Reinforcing this view, the current bear market has followed the down moves in the two previous bear markets. In other words, they’re not exactly the same, but close enough. And based on the similarities, there’s more to go on the downside.
This is also being reinforced by the Nasdaq. It's been declining and it’s essentially been leading the way for the other stock indexes. It’s been the weakest, but most impressive is its leading (long-term) indicator.
Note, it’s heading down to the major low area. The current down move is on track to replay the 2008-09 experience. This is yet another indication that this bear market is more likely to be a big one rather than a moderate one.
It’s also interesting to see that margin debt is coming down. This also reinforces the bear. How? Margin debt is debt that’s used to buy stocks. Normally, when stocks are going up, investors become more confident.
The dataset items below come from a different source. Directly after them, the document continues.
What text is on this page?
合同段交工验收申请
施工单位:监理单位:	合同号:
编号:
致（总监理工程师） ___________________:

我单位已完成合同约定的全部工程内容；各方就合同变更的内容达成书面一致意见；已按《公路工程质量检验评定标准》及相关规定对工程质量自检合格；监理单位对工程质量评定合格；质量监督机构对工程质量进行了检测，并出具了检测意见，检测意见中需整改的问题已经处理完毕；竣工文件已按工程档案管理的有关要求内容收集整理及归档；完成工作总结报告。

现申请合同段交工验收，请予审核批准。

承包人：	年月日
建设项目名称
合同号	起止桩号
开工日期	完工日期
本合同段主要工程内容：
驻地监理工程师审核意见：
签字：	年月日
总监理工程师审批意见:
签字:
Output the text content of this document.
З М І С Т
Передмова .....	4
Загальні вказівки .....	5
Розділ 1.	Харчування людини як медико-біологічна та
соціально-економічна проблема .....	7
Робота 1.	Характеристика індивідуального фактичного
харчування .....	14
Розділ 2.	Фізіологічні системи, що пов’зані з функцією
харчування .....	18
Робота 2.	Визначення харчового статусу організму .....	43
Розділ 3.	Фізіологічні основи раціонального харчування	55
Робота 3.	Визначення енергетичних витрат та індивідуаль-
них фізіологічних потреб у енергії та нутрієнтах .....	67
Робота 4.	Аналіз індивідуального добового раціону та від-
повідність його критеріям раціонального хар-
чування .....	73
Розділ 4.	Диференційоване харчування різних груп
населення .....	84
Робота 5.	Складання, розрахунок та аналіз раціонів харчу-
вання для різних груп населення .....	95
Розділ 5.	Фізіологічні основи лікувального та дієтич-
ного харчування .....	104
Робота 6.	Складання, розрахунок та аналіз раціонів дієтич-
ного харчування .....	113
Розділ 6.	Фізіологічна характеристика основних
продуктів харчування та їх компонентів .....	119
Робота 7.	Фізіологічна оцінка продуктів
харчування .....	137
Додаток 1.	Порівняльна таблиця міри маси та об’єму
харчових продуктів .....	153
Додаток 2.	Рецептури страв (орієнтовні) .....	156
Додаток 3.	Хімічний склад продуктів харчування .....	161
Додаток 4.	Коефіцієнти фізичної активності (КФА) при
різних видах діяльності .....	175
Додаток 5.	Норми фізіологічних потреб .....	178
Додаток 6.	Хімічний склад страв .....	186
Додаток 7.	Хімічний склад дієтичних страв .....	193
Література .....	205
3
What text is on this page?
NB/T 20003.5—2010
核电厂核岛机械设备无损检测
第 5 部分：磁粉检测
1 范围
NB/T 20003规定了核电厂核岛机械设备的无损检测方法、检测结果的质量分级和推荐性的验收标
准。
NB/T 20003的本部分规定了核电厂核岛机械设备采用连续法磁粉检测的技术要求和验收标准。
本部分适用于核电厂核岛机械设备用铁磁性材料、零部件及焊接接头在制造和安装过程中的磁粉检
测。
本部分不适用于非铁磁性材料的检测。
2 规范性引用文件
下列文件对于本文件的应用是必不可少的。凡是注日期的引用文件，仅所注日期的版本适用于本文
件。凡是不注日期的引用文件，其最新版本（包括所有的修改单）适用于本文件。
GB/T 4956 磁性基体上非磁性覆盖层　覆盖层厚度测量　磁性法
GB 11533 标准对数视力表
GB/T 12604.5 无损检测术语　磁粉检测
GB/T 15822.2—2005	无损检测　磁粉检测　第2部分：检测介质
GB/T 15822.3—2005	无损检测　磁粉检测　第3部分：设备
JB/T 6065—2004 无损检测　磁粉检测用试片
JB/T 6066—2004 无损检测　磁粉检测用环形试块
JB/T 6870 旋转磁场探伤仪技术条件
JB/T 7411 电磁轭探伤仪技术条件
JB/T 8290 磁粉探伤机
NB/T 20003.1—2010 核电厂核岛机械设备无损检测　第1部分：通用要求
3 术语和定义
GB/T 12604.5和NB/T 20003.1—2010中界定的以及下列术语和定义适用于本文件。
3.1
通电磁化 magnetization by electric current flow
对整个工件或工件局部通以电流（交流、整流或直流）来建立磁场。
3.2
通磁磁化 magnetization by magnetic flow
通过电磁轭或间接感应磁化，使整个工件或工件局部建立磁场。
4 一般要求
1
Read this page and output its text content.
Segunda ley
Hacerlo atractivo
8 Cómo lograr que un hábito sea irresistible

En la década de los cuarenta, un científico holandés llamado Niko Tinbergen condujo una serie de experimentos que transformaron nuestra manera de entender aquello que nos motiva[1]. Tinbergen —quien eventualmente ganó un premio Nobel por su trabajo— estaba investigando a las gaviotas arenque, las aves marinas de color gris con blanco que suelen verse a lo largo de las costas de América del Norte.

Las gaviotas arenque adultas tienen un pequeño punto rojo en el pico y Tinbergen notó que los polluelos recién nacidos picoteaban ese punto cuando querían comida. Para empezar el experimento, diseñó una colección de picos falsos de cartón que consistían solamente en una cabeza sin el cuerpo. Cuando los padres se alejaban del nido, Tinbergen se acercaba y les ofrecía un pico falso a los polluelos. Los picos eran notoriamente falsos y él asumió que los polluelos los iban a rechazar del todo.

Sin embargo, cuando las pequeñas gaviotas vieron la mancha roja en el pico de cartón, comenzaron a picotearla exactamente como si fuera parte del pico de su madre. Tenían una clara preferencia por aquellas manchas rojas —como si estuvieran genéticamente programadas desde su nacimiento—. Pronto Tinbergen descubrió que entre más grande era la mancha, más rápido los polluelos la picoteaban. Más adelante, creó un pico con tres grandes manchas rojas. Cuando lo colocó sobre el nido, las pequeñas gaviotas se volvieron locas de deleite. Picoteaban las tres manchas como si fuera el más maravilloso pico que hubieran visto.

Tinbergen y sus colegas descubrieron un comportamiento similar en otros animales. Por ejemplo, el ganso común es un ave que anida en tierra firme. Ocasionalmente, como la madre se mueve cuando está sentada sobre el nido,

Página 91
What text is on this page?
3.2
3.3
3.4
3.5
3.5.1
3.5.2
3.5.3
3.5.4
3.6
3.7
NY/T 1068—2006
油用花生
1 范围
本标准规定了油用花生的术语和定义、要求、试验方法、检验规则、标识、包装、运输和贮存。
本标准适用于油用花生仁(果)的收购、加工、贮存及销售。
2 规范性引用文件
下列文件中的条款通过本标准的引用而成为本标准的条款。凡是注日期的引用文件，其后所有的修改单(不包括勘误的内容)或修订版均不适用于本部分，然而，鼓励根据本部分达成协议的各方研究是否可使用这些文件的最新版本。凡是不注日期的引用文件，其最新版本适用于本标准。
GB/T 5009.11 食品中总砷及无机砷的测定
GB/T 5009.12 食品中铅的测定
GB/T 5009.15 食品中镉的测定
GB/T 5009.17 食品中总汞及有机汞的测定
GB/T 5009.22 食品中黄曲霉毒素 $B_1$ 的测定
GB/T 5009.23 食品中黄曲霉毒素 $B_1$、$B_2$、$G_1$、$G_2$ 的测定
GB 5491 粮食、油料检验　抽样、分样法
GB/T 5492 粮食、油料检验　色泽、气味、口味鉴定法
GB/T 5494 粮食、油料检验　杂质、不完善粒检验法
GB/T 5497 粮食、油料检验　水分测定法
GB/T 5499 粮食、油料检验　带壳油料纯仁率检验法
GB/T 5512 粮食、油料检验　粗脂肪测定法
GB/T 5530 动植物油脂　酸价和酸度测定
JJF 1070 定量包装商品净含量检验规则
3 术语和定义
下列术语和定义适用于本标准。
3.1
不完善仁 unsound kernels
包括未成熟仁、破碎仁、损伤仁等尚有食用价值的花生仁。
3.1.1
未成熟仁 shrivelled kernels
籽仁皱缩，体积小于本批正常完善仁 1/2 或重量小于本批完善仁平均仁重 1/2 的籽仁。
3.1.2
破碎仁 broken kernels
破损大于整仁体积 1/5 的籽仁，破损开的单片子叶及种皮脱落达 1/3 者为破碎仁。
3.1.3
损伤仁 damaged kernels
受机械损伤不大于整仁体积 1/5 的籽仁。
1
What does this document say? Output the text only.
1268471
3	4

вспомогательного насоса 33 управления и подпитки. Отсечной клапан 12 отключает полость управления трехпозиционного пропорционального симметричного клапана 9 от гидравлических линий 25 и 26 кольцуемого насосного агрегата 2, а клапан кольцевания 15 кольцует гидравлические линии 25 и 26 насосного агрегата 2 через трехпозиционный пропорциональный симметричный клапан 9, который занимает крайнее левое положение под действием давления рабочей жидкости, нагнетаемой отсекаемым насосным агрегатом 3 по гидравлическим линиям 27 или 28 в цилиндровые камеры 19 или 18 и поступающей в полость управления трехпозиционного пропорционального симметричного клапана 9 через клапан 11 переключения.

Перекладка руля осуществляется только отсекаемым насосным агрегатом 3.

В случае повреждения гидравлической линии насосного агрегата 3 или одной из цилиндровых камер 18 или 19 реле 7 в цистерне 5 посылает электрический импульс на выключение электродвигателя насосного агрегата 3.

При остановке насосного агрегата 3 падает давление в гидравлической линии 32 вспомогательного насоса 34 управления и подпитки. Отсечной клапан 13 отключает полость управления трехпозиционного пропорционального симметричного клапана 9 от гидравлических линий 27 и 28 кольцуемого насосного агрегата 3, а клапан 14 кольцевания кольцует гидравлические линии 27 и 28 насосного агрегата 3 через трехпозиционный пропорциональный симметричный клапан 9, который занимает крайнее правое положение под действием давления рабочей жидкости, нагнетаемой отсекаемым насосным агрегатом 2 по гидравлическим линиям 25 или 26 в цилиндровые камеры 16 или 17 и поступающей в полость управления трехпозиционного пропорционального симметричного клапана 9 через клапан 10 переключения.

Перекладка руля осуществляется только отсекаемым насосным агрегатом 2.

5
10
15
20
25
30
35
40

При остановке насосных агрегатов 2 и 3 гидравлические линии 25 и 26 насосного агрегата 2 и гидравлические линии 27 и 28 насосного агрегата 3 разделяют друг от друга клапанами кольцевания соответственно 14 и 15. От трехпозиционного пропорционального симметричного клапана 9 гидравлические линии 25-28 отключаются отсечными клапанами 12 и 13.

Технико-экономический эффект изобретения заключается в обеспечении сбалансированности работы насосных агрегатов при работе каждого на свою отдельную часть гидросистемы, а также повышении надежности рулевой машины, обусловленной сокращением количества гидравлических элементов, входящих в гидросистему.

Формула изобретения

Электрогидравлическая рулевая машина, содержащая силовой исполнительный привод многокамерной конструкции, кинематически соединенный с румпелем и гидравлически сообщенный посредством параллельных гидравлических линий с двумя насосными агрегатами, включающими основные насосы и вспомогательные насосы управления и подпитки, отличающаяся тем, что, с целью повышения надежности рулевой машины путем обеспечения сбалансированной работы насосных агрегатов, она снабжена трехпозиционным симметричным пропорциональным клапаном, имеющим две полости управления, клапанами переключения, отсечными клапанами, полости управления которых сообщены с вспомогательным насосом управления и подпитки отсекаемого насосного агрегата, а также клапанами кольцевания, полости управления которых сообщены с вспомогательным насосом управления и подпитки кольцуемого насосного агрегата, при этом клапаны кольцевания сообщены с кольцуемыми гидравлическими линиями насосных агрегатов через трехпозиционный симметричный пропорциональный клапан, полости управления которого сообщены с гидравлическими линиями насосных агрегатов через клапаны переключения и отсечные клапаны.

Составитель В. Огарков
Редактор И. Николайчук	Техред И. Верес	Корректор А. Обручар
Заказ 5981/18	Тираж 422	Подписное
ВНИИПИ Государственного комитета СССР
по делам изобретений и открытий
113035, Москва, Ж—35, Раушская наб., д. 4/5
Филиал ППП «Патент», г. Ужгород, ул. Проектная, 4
So they borrow money to buy more stocks.
Margin debt hit a record high in October 2021, but it’s been coming down since then. This is typical behavior during bear markets. It happened in 2002, 2009 and in 2020.
Investors get nervous about declining stock prices and they unload their debt, and stop borrowing. And as you’d expect, margin debt falls along with the stock market. That’s what we’re now seeing this time around as well.
The stock market remains bearish. But the rebound rise moved higher before it stalled out, and stocks will be headed lower once this rebound is clearly over. For now, stocks are still very expensive and the leading indicators are reinforcing the primary trend is down. This means we’ll continue to play it safe and stay on the sidelines for the time being.